Die Satelliten befänden sich somit auf einer Höhe, in der sie ohne Antrieb weniger als 25 Jahre im Orbit bleiben. Zur Vermeidung von Problemen mit Weltraumschrott gilt das als Grenze, zu der sich Raketen- und Satellitenbetreiber verpflichten sollen. Allerdings ist die tatsächliche Einhaltung dieses Kriteriums auf dieser Höhe bereits abhängig von der genauen Bauart der Satelliten und der Sonnenaktivität, falls die Satelliten nicht mehr aus eigener Kraft ihren Orbit senken können. Anders als Verbindungen über die 36.000 km entfernten geostationären Satelliten ermöglichen Verbindungen mit Satelliten in niedrigen Erdorbits deutlich kürzere Latenzen, vergleichbar mit Glasfaserverbindungen.

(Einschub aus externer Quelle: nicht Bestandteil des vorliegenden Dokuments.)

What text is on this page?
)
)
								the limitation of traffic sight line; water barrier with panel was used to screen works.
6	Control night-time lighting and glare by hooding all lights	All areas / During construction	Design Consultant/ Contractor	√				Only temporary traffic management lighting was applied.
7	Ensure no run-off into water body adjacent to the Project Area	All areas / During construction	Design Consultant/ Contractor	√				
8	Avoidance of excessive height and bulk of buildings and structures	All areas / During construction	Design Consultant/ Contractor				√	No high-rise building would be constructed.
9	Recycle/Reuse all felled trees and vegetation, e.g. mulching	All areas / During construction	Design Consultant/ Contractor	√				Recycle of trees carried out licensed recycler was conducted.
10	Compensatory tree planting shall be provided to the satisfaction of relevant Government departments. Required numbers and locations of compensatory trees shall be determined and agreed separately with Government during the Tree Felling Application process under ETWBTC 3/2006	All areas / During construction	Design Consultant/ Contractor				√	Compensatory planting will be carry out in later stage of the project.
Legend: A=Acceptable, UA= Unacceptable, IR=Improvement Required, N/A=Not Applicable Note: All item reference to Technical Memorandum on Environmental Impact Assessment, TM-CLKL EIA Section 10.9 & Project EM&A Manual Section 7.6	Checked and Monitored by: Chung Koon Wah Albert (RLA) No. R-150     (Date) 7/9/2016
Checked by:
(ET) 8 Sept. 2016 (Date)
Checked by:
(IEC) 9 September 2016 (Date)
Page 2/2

Amazon nennt keine Details

Technische Details zu den Satelliten und ihrer Leistung sind noch nicht bekannt. Amazon beschreibt das Vorhaben als langfristiges Projekt. Es ist also davon auszugehen, dass es in nächster Zeit nicht mit existierenden oder geplanten Konstellationen konkurrieren wird.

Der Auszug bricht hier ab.